Interpellation—Suite du débat

11 mai 2018


L’honorable Sénatrice Kim Pate :

Honorables sénateurs, j’interviens aujourd’hui pour parler d’une situation qui touche plus de 700 000 Canadiens et leur famille, dont la mienne. En fait, j’aimerais dédier mon discours à ma mère, à mon père et à mes sœurs, plus particulièrement Tracy, qui, avec mon père, s’occupe en grande partie des soins prodigués à ma mère, qui s’éloigne petit à petit de nous.
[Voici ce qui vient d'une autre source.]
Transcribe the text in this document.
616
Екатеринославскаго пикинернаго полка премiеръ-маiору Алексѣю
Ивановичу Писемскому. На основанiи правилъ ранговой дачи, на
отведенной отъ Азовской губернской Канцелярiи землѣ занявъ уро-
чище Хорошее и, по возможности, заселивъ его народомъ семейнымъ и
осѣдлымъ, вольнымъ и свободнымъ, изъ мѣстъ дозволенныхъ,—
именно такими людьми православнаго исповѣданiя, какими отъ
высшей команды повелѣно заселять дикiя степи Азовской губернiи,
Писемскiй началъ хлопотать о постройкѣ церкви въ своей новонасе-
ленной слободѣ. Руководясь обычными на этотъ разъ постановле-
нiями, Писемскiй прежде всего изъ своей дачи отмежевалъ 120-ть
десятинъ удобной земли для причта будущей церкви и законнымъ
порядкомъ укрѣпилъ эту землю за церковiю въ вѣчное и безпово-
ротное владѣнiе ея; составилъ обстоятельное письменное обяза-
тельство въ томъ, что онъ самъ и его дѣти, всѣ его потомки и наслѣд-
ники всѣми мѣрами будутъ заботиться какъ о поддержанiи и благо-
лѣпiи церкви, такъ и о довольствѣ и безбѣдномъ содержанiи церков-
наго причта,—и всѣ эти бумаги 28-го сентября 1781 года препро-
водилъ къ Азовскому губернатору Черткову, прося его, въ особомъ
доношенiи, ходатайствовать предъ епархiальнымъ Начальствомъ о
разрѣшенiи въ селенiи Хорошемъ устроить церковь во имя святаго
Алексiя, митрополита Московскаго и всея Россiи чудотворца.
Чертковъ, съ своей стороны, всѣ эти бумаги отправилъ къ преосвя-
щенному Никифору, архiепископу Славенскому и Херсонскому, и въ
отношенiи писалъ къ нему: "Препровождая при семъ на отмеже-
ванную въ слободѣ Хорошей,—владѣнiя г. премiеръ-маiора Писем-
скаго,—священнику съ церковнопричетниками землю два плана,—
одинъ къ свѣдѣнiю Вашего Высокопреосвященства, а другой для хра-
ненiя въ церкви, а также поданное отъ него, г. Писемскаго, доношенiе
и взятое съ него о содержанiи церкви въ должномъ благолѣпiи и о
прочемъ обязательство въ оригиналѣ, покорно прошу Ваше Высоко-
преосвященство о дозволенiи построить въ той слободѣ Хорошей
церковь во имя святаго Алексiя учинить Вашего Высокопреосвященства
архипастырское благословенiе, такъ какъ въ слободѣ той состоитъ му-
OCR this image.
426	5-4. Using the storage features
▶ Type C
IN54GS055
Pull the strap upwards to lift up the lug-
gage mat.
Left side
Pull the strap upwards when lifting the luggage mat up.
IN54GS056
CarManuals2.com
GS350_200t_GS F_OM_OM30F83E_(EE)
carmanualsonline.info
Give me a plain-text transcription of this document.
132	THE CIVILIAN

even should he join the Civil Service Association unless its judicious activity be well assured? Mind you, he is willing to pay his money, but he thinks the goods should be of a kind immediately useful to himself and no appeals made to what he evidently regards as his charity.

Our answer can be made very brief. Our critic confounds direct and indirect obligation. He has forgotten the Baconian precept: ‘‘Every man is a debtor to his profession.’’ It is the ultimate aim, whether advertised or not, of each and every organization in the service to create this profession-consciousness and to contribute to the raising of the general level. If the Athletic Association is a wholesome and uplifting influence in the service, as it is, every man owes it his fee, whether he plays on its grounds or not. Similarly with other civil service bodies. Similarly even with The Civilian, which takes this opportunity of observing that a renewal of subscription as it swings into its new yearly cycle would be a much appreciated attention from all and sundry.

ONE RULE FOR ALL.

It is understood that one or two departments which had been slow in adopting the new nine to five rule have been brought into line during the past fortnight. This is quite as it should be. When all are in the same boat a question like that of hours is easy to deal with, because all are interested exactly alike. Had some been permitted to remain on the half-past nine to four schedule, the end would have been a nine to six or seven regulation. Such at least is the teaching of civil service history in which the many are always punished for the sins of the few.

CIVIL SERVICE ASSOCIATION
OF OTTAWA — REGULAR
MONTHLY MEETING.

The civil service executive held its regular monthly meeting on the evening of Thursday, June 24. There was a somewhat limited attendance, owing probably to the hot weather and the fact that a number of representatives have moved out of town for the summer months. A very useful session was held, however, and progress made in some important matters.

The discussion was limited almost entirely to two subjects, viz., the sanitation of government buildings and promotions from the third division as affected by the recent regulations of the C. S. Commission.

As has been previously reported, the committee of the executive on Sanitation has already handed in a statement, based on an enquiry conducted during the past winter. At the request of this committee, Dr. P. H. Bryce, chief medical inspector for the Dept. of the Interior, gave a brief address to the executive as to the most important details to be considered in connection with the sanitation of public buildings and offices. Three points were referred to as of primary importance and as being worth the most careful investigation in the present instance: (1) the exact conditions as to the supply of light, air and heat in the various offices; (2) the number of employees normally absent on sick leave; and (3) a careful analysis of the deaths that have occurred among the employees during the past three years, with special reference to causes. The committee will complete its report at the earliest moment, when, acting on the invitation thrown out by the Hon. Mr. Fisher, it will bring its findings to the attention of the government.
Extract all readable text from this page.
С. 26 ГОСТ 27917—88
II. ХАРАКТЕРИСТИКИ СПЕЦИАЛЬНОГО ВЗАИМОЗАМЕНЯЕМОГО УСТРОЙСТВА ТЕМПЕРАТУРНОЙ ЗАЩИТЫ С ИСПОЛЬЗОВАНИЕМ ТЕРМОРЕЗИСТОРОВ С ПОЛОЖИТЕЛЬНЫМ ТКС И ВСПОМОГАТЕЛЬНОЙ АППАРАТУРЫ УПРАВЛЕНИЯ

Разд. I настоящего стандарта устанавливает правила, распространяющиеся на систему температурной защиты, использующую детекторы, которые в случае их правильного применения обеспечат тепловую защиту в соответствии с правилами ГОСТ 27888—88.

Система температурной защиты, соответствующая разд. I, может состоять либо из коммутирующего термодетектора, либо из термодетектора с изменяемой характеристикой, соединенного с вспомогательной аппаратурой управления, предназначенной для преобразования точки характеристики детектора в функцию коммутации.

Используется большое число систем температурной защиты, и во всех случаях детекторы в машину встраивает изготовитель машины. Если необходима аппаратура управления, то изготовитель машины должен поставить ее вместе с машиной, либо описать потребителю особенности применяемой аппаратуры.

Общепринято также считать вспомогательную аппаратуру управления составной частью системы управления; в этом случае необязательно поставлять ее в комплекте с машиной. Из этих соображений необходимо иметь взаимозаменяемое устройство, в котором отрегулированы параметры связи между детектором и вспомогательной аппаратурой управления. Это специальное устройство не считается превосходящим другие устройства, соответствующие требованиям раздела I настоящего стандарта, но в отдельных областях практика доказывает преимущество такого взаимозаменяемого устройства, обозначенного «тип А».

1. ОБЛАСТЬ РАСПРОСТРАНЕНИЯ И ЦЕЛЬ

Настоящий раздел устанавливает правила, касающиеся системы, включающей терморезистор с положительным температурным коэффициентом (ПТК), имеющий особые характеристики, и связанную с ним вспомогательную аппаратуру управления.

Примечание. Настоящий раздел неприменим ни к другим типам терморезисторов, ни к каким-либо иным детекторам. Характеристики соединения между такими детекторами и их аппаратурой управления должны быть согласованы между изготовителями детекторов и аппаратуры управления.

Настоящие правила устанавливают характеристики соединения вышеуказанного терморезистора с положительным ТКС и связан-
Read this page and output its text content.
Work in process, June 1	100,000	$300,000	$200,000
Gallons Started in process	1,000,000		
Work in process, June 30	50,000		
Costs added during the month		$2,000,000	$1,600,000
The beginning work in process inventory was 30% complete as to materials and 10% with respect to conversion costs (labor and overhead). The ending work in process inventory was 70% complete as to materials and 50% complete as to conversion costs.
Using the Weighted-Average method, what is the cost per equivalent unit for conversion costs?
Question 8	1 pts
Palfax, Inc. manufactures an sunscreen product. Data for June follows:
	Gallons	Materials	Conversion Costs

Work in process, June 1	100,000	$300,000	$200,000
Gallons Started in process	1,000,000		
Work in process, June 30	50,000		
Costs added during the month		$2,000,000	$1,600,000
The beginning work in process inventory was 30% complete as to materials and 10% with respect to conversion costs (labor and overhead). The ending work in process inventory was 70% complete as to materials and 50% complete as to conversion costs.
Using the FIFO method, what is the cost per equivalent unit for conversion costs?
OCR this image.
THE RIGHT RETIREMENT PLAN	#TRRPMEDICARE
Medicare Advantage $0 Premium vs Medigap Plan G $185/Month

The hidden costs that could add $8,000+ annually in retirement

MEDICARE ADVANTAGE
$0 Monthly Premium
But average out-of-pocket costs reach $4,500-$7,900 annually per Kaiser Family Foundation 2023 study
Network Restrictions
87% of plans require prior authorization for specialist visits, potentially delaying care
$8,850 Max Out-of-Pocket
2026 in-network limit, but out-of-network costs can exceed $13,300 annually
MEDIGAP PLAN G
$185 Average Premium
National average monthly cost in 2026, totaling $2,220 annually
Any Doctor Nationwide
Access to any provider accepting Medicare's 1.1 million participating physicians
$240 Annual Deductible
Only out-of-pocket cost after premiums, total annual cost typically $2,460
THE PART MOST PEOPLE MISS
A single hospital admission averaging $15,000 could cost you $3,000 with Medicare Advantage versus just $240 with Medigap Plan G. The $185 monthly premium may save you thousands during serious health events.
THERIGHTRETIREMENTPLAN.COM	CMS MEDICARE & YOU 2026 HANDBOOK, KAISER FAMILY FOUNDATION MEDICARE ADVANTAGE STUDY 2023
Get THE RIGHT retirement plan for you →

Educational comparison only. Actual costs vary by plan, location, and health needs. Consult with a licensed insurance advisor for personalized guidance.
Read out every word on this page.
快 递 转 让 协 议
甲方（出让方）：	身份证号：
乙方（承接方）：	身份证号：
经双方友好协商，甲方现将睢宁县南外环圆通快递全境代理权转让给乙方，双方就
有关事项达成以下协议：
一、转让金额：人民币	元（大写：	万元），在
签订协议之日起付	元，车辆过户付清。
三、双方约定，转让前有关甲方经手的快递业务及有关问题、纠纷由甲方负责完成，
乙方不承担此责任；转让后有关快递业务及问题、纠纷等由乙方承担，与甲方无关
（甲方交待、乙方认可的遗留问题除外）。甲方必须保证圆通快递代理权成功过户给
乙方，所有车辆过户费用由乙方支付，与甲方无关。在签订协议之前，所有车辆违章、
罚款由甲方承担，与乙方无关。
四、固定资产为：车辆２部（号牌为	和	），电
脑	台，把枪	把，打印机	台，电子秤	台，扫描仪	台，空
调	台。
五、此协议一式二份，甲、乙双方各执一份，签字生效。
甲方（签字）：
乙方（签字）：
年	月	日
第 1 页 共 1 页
Aucune famille n’est à l’abri des ravages de la démence et de la maladie d’Alzheimer. On s’attend à ce que le nombre de personnes atteintes double au cours des 15 prochaines années en raison du vieillissement de la population. Il est urgent d’assurer une coordination nationale pour s’attaquer à ce problème.

Je remercie la sénatrice Wallin de son rôle moteur dans la promotion du système d’alerte Silver. Elle reconnaît qu’il est urgent d’élaborer une stratégie pour accélérer la recherche d’aînés portés disparus qui souffrent de problèmes d’ordre cognitif. Plusieurs d’entre nous connaissent trop bien la peur aiguë ressentie lorsqu’un proche souffrant de troubles cognitifs part tout seul et s’égare complètement.

Créer et mettre en place un programme national destiné aux personnes vulnérables portées disparues pourrait sauver des vies. Bien que certaines régions aient entrepris de se doter d’un programme d’alerte Silver, le gouvernement du Canada doit offrir une coordination et un soutien à l’échelon fédéral pour que le potentiel de ce programme soit exploité au maximum.

En 2011, le gouvernement de l’Ontario a annoncé qu’il avait l’intention de mettre en place un système provincial d’alerte Silver, mais aucun progrès n’a encore été réalisé à ce chapitre. En 2017, l’Alberta et le Manitoba ont adopté des projets de loi pour créer des systèmes d’alerte Silver.

La Colombie-Britannique a un programme d’alerte Silver géré par des citoyens dans le cadre duquel des particuliers font fonctionner un système d’alertes au public. Le groupe a été formé parce que :

Même si bien des gens atteints de démence et d’autisme meurent dans les rues du Grand Vancouver et d’ailleurs en Colombie-Britannique, le gouvernement a choisi de ne pas mettre en place ce service. [Ils] ont donc décidé de le faire [eux-mêmes].

Honorables sénateurs, partout au pays, des familles sont touchées par des problèmes de santé et de santé mentale. En fait, une pétition électronique sur le site web de la Chambre des communes, parrainée par le député du Parti libéral Bob Bratina et lancée par la députée provinciale libérale Sohia Aggelonitis, est ouverte à la signature de tous les citoyens canadiens. Elle demande au gouvernement d’élaborer une stratégie nationale d’alerte Silver pour toutes les provinces et les territoires du Canada.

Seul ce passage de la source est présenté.